Teguk salivah yang sejak tadi Ardan telan membuatnya gugup, bagaimana bisa Aries menikahi seorang wanita yang jelas-jelas sudah memiliki dua orang anak, yang salah satunya saat ini telah menyandang status sebagai kakak iparnya.

"Kamu, Algis?" tanya wanita itu, tak lepas dari senyum yang terpatri dari wajahnya. Ardan mengangguk, setelahnya Ardan pun mendongak menatap Panji yang berdiri di belakanganya.

"Saya senang bertemu dengan kamu, tepat seperti yang anak saya ceritakan. Kamu manis," ucap Wanita itu, kemudian pandangnya beralih pada Panji yang enggan untuk menyapa atau mengatakan apa pun. Sementara Aries, pria itu masih duduk setia di sebelah istrinya, sambil menggenggam jemari kurus yang saat ini terpasang infus di atas punggung tangannya.

"Anak kamu tampan, Mas. Di mana yang bungsu? Dia nggak ikut kalian?"

"Dia lagi sekolah, sama seperti Rian. Sekarang kamu istirahat, oke?" Kali ini Aries mengintrupsi, senyum wanita itu sama sekali tak luntur, bahkan genggam tangan itu terbalas kemudian mengusapnya begitu lembut.

"Aku baik-baik saja, Mas. lagi pula aku ingin melihat mereka, aku Ingin mengenalnya, karena  putriku menikah degannya, aku ingin melihat Yola, bawa dia ke sini."

"Segera, tapi kamu harus pulih dulu."

Wanita itu mengangguk, ia sudah dua kali masuk rumah sakit karena sering sekali mengalami keram di bagian perut. Setelahnya wanita itu pun kembali menoleh, melihat Ardan dengan tangannya yang menggenggam erat tangan milik Panji.
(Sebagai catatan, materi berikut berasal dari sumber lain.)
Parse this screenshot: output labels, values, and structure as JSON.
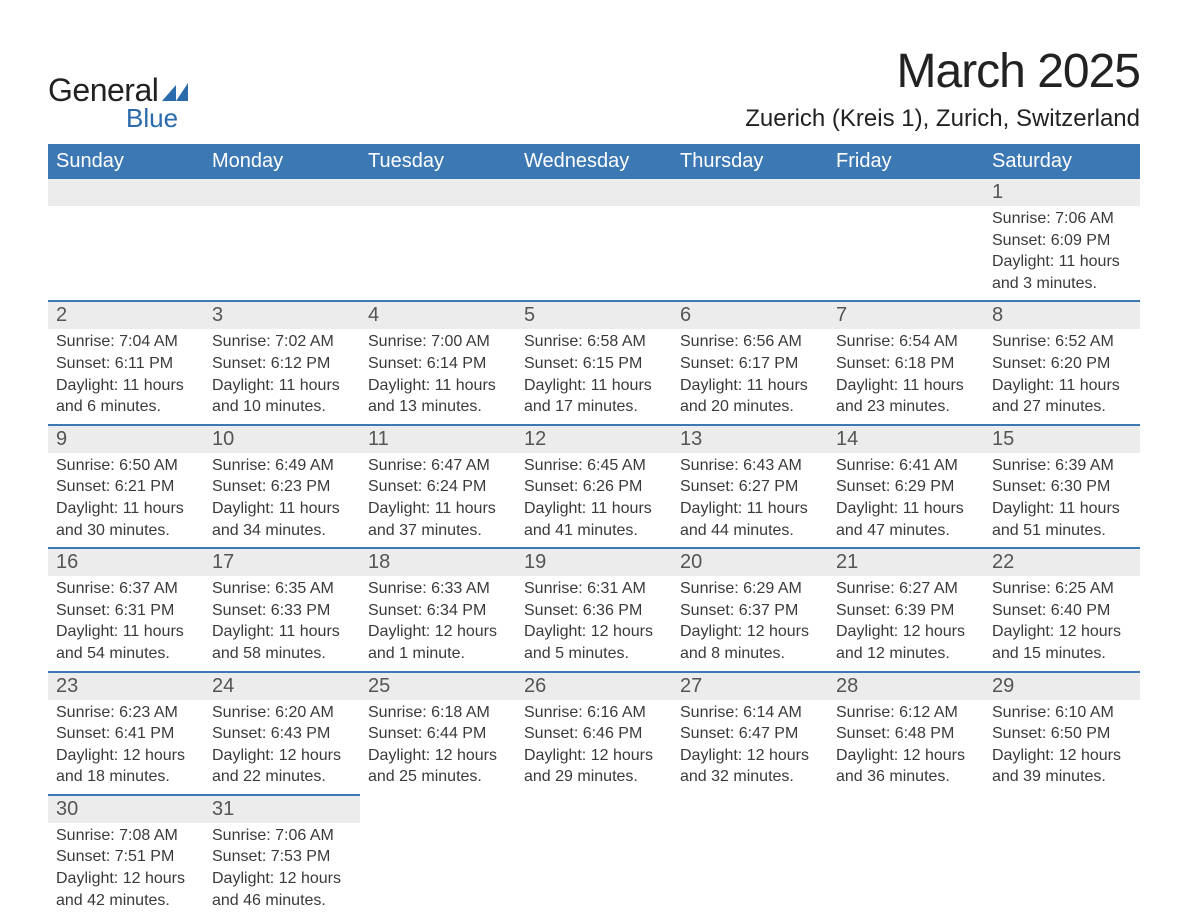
{
  "logo": {
    "top": "General",
    "bottom": "Blue",
    "brand_color": "#2b6aab"
  },
  "title": "March 2025",
  "location": "Zuerich (Kreis 1), Zurich, Switzerland",
  "header_bg": "#3c78b4",
  "header_fg": "#ffffff",
  "stripe_bg": "#ececec",
  "row_border": "#3c78b4",
  "text_color": "#3a3a3a",
  "days_of_week": [
    "Sunday",
    "Monday",
    "Tuesday",
    "Wednesday",
    "Thursday",
    "Friday",
    "Saturday"
  ],
  "weeks": [
    [
      null,
      null,
      null,
      null,
      null,
      null,
      {
        "n": "1",
        "sunrise": "7:06 AM",
        "sunset": "6:09 PM",
        "daylight": "11 hours and 3 minutes."
      }
    ],
    [
      {
        "n": "2",
        "sunrise": "7:04 AM",
        "sunset": "6:11 PM",
        "daylight": "11 hours and 6 minutes."
      },
      {
        "n": "3",
        "sunrise": "7:02 AM",
        "sunset": "6:12 PM",
        "daylight": "11 hours and 10 minutes."
      },
      {
        "n": "4",
        "sunrise": "7:00 AM",
        "sunset": "6:14 PM",
        "daylight": "11 hours and 13 minutes."
      },
      {
        "n": "5",
        "sunrise": "6:58 AM",
        "sunset": "6:15 PM",
        "daylight": "11 hours and 17 minutes."
      },
      {
        "n": "6",
        "sunrise": "6:56 AM",
        "sunset": "6:17 PM",
        "daylight": "11 hours and 20 minutes."
      },
      {
        "n": "7",
        "sunrise": "6:54 AM",
        "sunset": "6:18 PM",
        "daylight": "11 hours and 23 minutes."
      },
      {
        "n": "8",
        "sunrise": "6:52 AM",
        "sunset": "6:20 PM",
        "daylight": "11 hours and 27 minutes."
      }
    ],
    [
      {
        "n": "9",
        "sunrise": "6:50 AM",
        "sunset": "6:21 PM",
        "daylight": "11 hours and 30 minutes."
      },
      {
        "n": "10",
        "sunrise": "6:49 AM",
        "sunset": "6:23 PM",
        "daylight": "11 hours and 34 minutes."
      },
      {
        "n": "11",
        "sunrise": "6:47 AM",
        "sunset": "6:24 PM",
        "daylight": "11 hours and 37 minutes."
      },
      {
        "n": "12",
        "sunrise": "6:45 AM",
        "sunset": "6:26 PM",
        "daylight": "11 hours and 41 minutes."
      },
      {
        "n": "13",
        "sunrise": "6:43 AM",
        "sunset": "6:27 PM",
        "daylight": "11 hours and 44 minutes."
      },
      {
        "n": "14",
        "sunrise": "6:41 AM",
        "sunset": "6:29 PM",
        "daylight": "11 hours and 47 minutes."
      },
      {
        "n": "15",
        "sunrise": "6:39 AM",
        "sunset": "6:30 PM",
        "daylight": "11 hours and 51 minutes."
      }
    ],
    [
      {
        "n": "16",
        "sunrise": "6:37 AM",
        "sunset": "6:31 PM",
        "daylight": "11 hours and 54 minutes."
      },
      {
        "n": "17",
        "sunrise": "6:35 AM",
        "sunset": "6:33 PM",
        "daylight": "11 hours and 58 minutes."
      },
      {
        "n": "18",
        "sunrise": "6:33 AM",
        "sunset": "6:34 PM",
        "daylight": "12 hours and 1 minute."
      },
      {
        "n": "19",
        "sunrise": "6:31 AM",
        "sunset": "6:36 PM",
        "daylight": "12 hours and 5 minutes."
      },
      {
        "n": "20",
        "sunrise": "6:29 AM",
        "sunset": "6:37 PM",
        "daylight": "12 hours and 8 minutes."
      },
      {
        "n": "21",
        "sunrise": "6:27 AM",
        "sunset": "6:39 PM",
        "daylight": "12 hours and 12 minutes."
      },
      {
        "n": "22",
        "sunrise": "6:25 AM",
        "sunset": "6:40 PM",
        "daylight": "12 hours and 15 minutes."
      }
    ],
    [
      {
        "n": "23",
        "sunrise": "6:23 AM",
        "sunset": "6:41 PM",
        "daylight": "12 hours and 18 minutes."
      },
      {
        "n": "24",
        "sunrise": "6:20 AM",
        "sunset": "6:43 PM",
        "daylight": "12 hours and 22 minutes."
      },
      {
        "n": "25",
        "sunrise": "6:18 AM",
        "sunset": "6:44 PM",
        "daylight": "12 hours and 25 minutes."
      },
      {
        "n": "26",
        "sunrise": "6:16 AM",
        "sunset": "6:46 PM",
        "daylight": "12 hours and 29 minutes."
      },
      {
        "n": "27",
        "sunrise": "6:14 AM",
        "sunset": "6:47 PM",
        "daylight": "12 hours and 32 minutes."
      },
      {
        "n": "28",
        "sunrise": "6:12 AM",
        "sunset": "6:48 PM",
        "daylight": "12 hours and 36 minutes."
      },
      {
        "n": "29",
        "sunrise": "6:10 AM",
        "sunset": "6:50 PM",
        "daylight": "12 hours and 39 minutes."
      }
    ],
    [
      {
        "n": "30",
        "sunrise": "7:08 AM",
        "sunset": "7:51 PM",
        "daylight": "12 hours and 42 minutes."
      },
      {
        "n": "31",
        "sunrise": "7:06 AM",
        "sunset": "7:53 PM",
        "daylight": "12 hours and 46 minutes."
      },
      null,
      null,
      null,
      null,
      null
    ]
  ],
  "labels": {
    "sunrise": "Sunrise: ",
    "sunset": "Sunset: ",
    "daylight": "Daylight: "
  }
}
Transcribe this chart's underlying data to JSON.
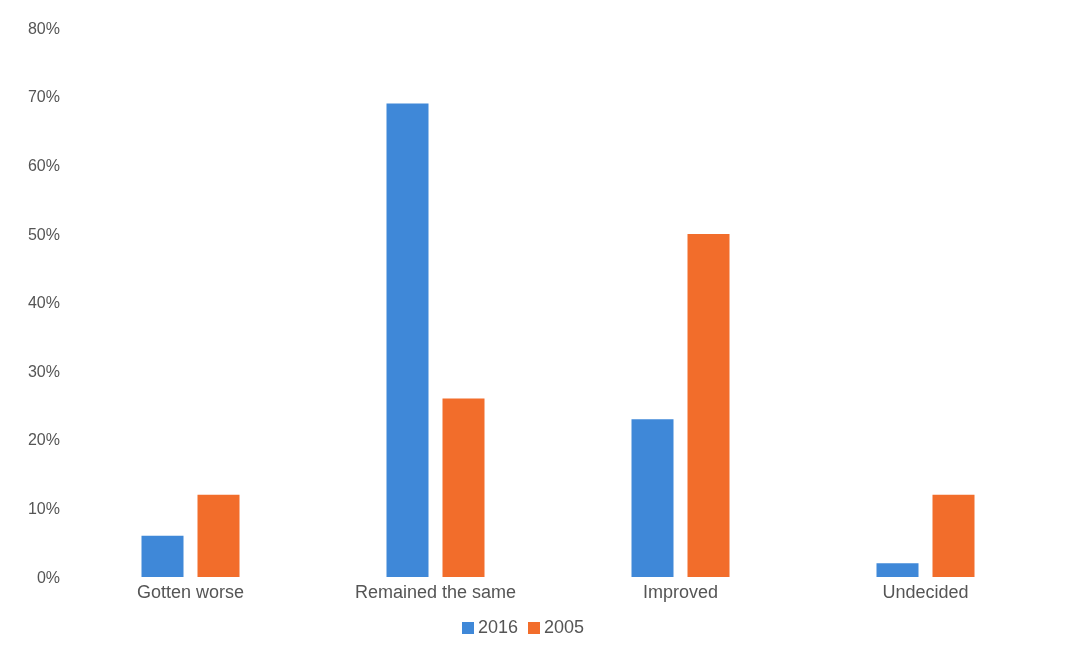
{
  "chart_data": {
    "type": "bar",
    "categories": [
      "Gotten worse",
      "Remained the same",
      "Improved",
      "Undecided"
    ],
    "series": [
      {
        "name": "2016",
        "color": "#3f88d8",
        "values": [
          6,
          69,
          23,
          2
        ]
      },
      {
        "name": "2005",
        "color": "#f26d2b",
        "values": [
          12,
          26,
          50,
          12
        ]
      }
    ],
    "ylim": [
      0,
      80
    ],
    "yticks": [
      {
        "value": 0,
        "label": "0%"
      },
      {
        "value": 10,
        "label": "10%"
      },
      {
        "value": 20,
        "label": "20%"
      },
      {
        "value": 30,
        "label": "30%"
      },
      {
        "value": 40,
        "label": "40%"
      },
      {
        "value": 50,
        "label": "50%"
      },
      {
        "value": 60,
        "label": "60%"
      },
      {
        "value": 70,
        "label": "70%"
      },
      {
        "value": 80,
        "label": "80%"
      }
    ],
    "grid": false,
    "legend": "bottom"
  }
}
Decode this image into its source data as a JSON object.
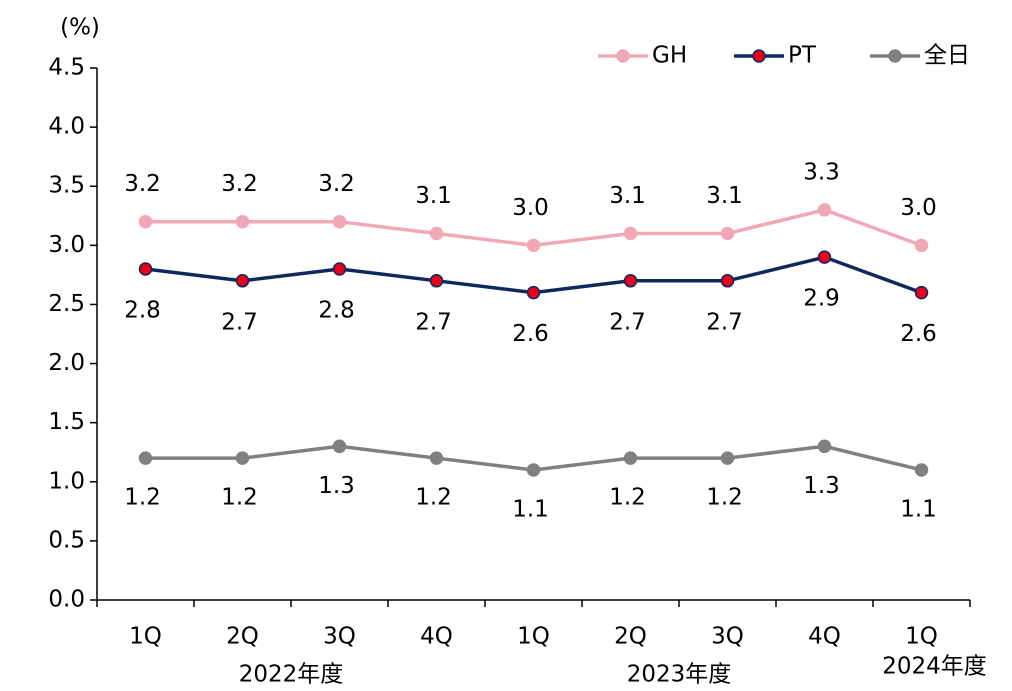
{
  "chart_data": {
    "type": "line",
    "y_label": "(%)",
    "categories": [
      "1Q",
      "2Q",
      "3Q",
      "4Q",
      "1Q",
      "2Q",
      "3Q",
      "4Q",
      "1Q"
    ],
    "year_labels": [
      "2022年度",
      "2023年度",
      "2024年度"
    ],
    "series": [
      {
        "name": "GH",
        "color": "#f2a7b7",
        "marker_color": "#f2a7b7",
        "values": [
          3.2,
          3.2,
          3.2,
          3.1,
          3.0,
          3.1,
          3.1,
          3.3,
          3.0
        ],
        "value_labels": [
          "3.2",
          "3.2",
          "3.2",
          "3.1",
          "3.0",
          "3.1",
          "3.1",
          "3.3",
          "3.0"
        ]
      },
      {
        "name": "PT",
        "color": "#0e2a5c",
        "marker_color": "#e8001c",
        "values": [
          2.8,
          2.7,
          2.8,
          2.7,
          2.6,
          2.7,
          2.7,
          2.9,
          2.6
        ],
        "value_labels": [
          "2.8",
          "2.7",
          "2.8",
          "2.7",
          "2.6",
          "2.7",
          "2.7",
          "2.9",
          "2.6"
        ]
      },
      {
        "name": "全日",
        "color": "#808080",
        "marker_color": "#808080",
        "values": [
          1.2,
          1.2,
          1.3,
          1.2,
          1.1,
          1.2,
          1.2,
          1.3,
          1.1
        ],
        "value_labels": [
          "1.2",
          "1.2",
          "1.3",
          "1.2",
          "1.1",
          "1.2",
          "1.2",
          "1.3",
          "1.1"
        ]
      }
    ],
    "ylim": [
      0,
      4.5
    ],
    "yticks": [
      {
        "value": 0,
        "label": "0.0"
      },
      {
        "value": 0.5,
        "label": "0.5"
      },
      {
        "value": 1,
        "label": "1.0"
      },
      {
        "value": 1.5,
        "label": "1.5"
      },
      {
        "value": 2,
        "label": "2.0"
      },
      {
        "value": 2.5,
        "label": "2.5"
      },
      {
        "value": 3,
        "label": "3.0"
      },
      {
        "value": 3.5,
        "label": "3.5"
      },
      {
        "value": 4,
        "label": "4.0"
      },
      {
        "value": 4.5,
        "label": "4.5"
      }
    ],
    "grid": false,
    "legend": "top-right"
  }
}
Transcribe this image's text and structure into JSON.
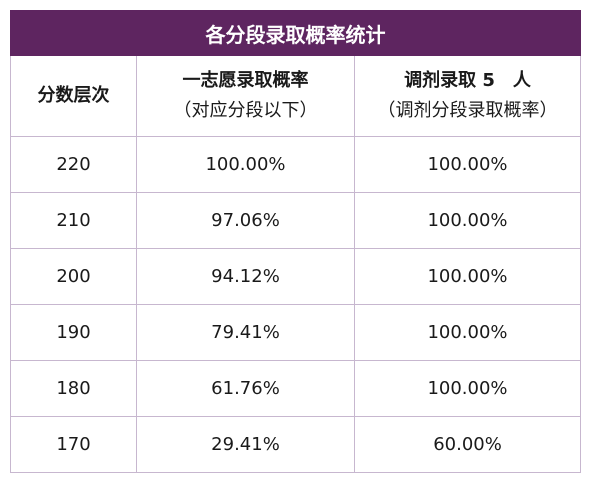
{
  "table": {
    "title": "各分段录取概率统计",
    "headers": [
      {
        "line1": "分数层次",
        "line2": ""
      },
      {
        "line1": "一志愿录取概率",
        "line2": "（对应分段以下）"
      },
      {
        "line1": "调剂录取 5　人",
        "line2": "（调剂分段录取概率）"
      }
    ],
    "rows": [
      {
        "score": "220",
        "first_choice": "100.00%",
        "adjustment": "100.00%"
      },
      {
        "score": "210",
        "first_choice": "97.06%",
        "adjustment": "100.00%"
      },
      {
        "score": "200",
        "first_choice": "94.12%",
        "adjustment": "100.00%"
      },
      {
        "score": "190",
        "first_choice": "79.41%",
        "adjustment": "100.00%"
      },
      {
        "score": "180",
        "first_choice": "61.76%",
        "adjustment": "100.00%"
      },
      {
        "score": "170",
        "first_choice": "29.41%",
        "adjustment": "60.00%"
      }
    ]
  },
  "colors": {
    "title_bg": "#5e2560",
    "title_text": "#ffffff",
    "border": "#c7b7cf"
  }
}
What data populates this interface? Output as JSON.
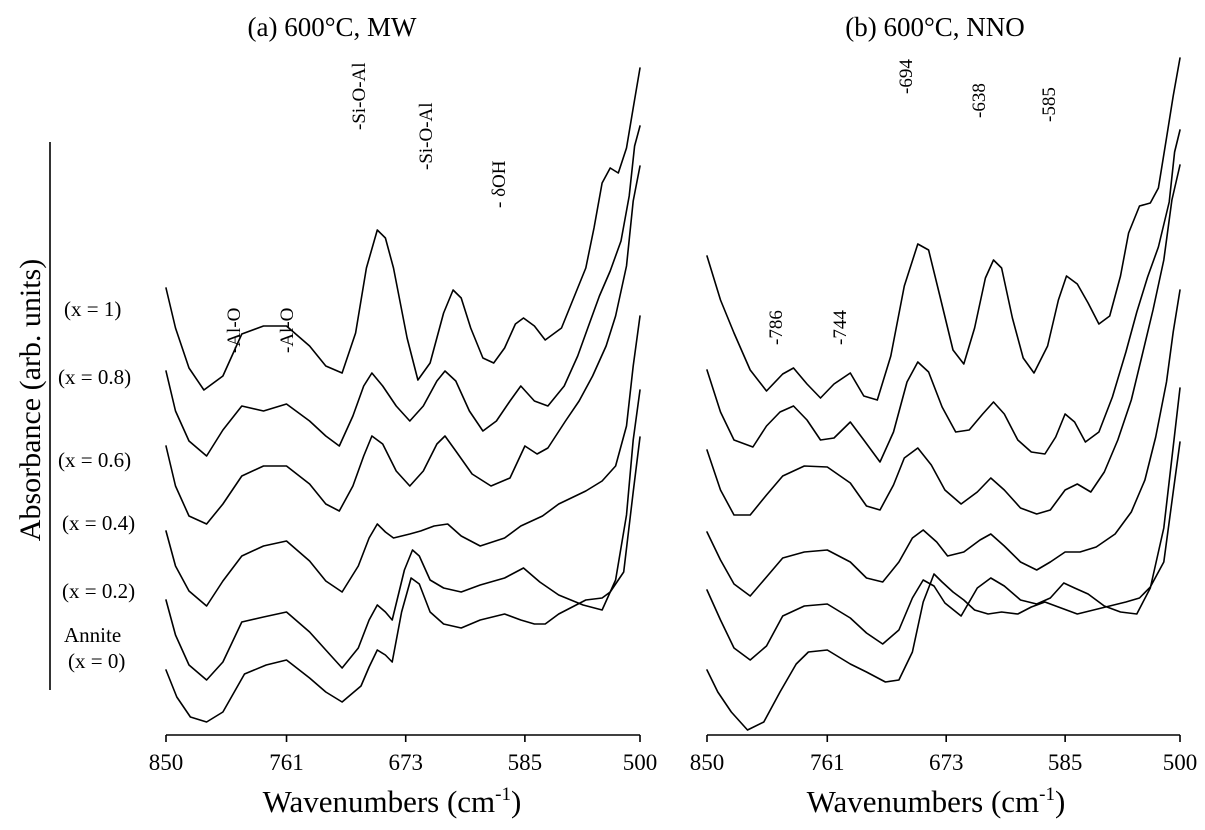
{
  "figure": {
    "ylabel": "Absorbance (arb. units)",
    "sample_labels": [
      "(x = 1)",
      "(x = 0.8)",
      "(x = 0.6)",
      "(x = 0.4)",
      "(x = 0.2)",
      "Annite",
      "(x = 0)"
    ]
  },
  "chart_data": [
    {
      "type": "line",
      "title": "(a) 600°C, MW",
      "xlabel": "Wavenumbers (cm",
      "xlabel_sup": "-1",
      "xlabel_close": ")",
      "ylabel": "Absorbance (arb. units)",
      "xlim": [
        850,
        500
      ],
      "x_reversed": true,
      "xticks": [
        850,
        761,
        673,
        585,
        500
      ],
      "annotations": [
        {
          "text": "-Al-O",
          "x": 790
        },
        {
          "text": "-Al-O",
          "x": 755
        },
        {
          "text": "-Si-O-Al",
          "x": 694
        },
        {
          "text": "-Si-O-Al",
          "x": 645
        },
        {
          "text": "- δOH",
          "x": 592
        }
      ],
      "series": [
        {
          "name": "(x = 1)",
          "peaks": [
            790,
            755,
            694,
            645,
            592
          ]
        },
        {
          "name": "(x = 0.8)",
          "peaks": [
            790,
            755,
            694,
            645,
            592
          ]
        },
        {
          "name": "(x = 0.6)",
          "peaks": [
            790,
            755,
            694,
            645
          ]
        },
        {
          "name": "(x = 0.4)",
          "peaks": [
            761,
            694,
            645
          ]
        },
        {
          "name": "(x = 0.2)",
          "peaks": [
            761,
            665,
            585
          ]
        },
        {
          "name": "Annite (x = 0)",
          "peaks": [
            761,
            665
          ]
        }
      ]
    },
    {
      "type": "line",
      "title": "(b) 600°C, NNO",
      "xlabel": "Wavenumbers (cm",
      "xlabel_sup": "-1",
      "xlabel_close": ")",
      "xlim": [
        850,
        500
      ],
      "x_reversed": true,
      "xticks": [
        850,
        761,
        673,
        585,
        500
      ],
      "annotations": [
        {
          "text": "-786",
          "x": 786
        },
        {
          "text": "-744",
          "x": 744
        },
        {
          "text": "-694",
          "x": 694
        },
        {
          "text": "-638",
          "x": 638
        },
        {
          "text": "-585",
          "x": 585
        }
      ],
      "series": [
        {
          "name": "(x = 1)",
          "peaks": [
            786,
            744,
            694,
            638,
            585
          ]
        },
        {
          "name": "(x = 0.8)",
          "peaks": [
            786,
            744,
            694,
            638,
            585
          ]
        },
        {
          "name": "(x = 0.6)",
          "peaks": [
            786,
            744,
            694,
            638
          ]
        },
        {
          "name": "(x = 0.4)",
          "peaks": [
            761,
            694,
            645
          ]
        },
        {
          "name": "(x = 0.2)",
          "peaks": [
            761,
            665,
            585
          ]
        },
        {
          "name": "Annite (x = 0)",
          "peaks": [
            761,
            665
          ]
        }
      ]
    }
  ]
}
"Saya belum berkenalan dengan kalian, saya Yusra, meski kalian belum mau memanggil saya Bunda, saya tidak masalah, tapi bisa kah kalian berkunjung ke rumah kami? Terutama, kamu, Panji."

Mendengarnya berbicara jelas Panji sangat jengkel, seolah tak pernah merasa bersalah. Dulu mereka melakukan pengkhianatan tanpa memikirkan perasaan anak-anaknya. Sementara di sini, mereka seperti orang yang yang paling tersakiti, Panji sangat benci melihat kepolosan yang sama sekali tak berguna.

"Maaf, adik saya harus istirahat, jadi kami pamit pulang. Terima kasih tapi sekali lagi, maaf untuk Yola, saya rasa, saya tidak akan memberi akses apa pun termasuk kepada anda."

Setelahnya Panji memilih pergi sambil mendorong kursi roda yang kini menjadi satu-satunya alat untuk Ardan beraktivitas.

"Bang..." Panji menunduk, sebelum mereka benar-benar pergi dari sana, tepat di depan pintu kamar rawat Yusra. Panji mengubah posisinya kali ini berjongkok di hadapan Ardan. Kedua mata mereka saling bertemu, tapi yang Panji lihat justru tatap sendu yang Ardan berikan.

"Kenapa? Lo nggak suka gue ngomong kayak tadi? Kenapa sih Lo suka banget nyiksa diri? Lo nggak lihat Rion kemarin kayak gimana? Dia tersiksa, Gis, sama kayak Lo. Tapi tolong kontrol emosi kalian kalau lagi ketemu Papa, bisa?"

"Konseptual dari sebuah jarak itu adalah kepastian, Bang. Kalau kejelasannya aja nggak ada, terus tempat gue pulang harus ke mana lagi?" Ardan terdiam sejenak, memberi jeda cukup lama setelahnya kembali bersuara dengan nada yang cukup pelan.